Treatment Options

Cancer research is advancing quickly, and new treatment options are being developed all the time. A doctor who specializes in the diagnosis and treatment of cancer is called an oncologist. Your oncologist will help you and your family decide which options are best.

In addition to surgery, radiation therapy, chemotherapy, biological therapy and hormone therapy are the most common treatment methods for breast cancer. Clinical trials may also be available.

Common Breast Cancer Surgeries

Breast-conserving Surgery. During breast-conserving surgery (also called lumpectomy, segmental mastectomy and partial mastectomy), the surgeon removes the tumor and some tissue around it but not the entire breast. Immediately after surgery, the space from where the tissue was taken fills with fluid. It is not unusual to hear a gurgling sound. This will go away as the fluid is absorbed and tissue fills the space. The survival outcome for breast conservation surgery is the same as for a mastectomy.

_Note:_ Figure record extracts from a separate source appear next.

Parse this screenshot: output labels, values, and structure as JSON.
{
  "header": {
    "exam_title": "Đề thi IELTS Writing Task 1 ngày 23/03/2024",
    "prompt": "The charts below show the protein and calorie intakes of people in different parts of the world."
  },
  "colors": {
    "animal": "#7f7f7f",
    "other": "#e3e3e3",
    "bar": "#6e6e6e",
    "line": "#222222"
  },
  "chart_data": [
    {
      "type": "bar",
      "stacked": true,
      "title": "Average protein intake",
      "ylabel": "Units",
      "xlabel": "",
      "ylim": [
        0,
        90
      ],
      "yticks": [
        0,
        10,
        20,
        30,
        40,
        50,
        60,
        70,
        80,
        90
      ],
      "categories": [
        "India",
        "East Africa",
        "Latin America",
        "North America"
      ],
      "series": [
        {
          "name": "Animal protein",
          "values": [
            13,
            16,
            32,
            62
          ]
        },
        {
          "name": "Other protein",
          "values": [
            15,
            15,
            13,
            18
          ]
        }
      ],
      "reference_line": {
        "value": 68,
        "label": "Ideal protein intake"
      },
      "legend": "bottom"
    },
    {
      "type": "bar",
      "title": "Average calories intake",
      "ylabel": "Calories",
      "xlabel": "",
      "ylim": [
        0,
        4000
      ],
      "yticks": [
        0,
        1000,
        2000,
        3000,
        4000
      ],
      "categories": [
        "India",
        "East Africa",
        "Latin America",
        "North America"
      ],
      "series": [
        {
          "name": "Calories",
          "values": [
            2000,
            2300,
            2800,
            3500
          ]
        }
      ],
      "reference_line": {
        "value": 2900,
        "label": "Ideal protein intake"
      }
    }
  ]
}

Total Mastectomy. In a total, or simple, mastectomy, the surgeon removes the entire breast.

Modified Radical Mastectomy. In a modified radical mastectomy, the surgeon removes the entire breast, including the skin, areola, nipple and remove axillary lymph nodes (lymph nodes located in the armpit).

During surgery, your surgeon may perform a sentinel node biopsy to determine if the cancer has spread to the axillary lymph nodes. The sentinel lymph node is the first axillary lymph node that will collect cancerous cells if the cancer has spread. A radioactive dye is injected around the nipple after the area is locally anesthetized. The dye drains into the lymph system. The surgeon removes the first lymph node the dye drains to and may remove one or two more. If cancer cells are present, the surgeon performs an axillary node dissection.

Side effects of a sentinel node biopsy may include pain or bruising at the biopsy site and the rare possibility of an allergic reaction to the dye. Temporary discoloration of the stool, urine or skin is common.

Breast Reconstruction. Reconstructive surgery is plastic surgery that rebuilds the shape of the breast. It may be done at the same time as a mastectomy or later. Many oncologists prefer it be done later so the healing process doesn’t interfere with other treatments. There are many types of breast reconstruction, so you may wish to see a plastic surgeon before your cancer surgery.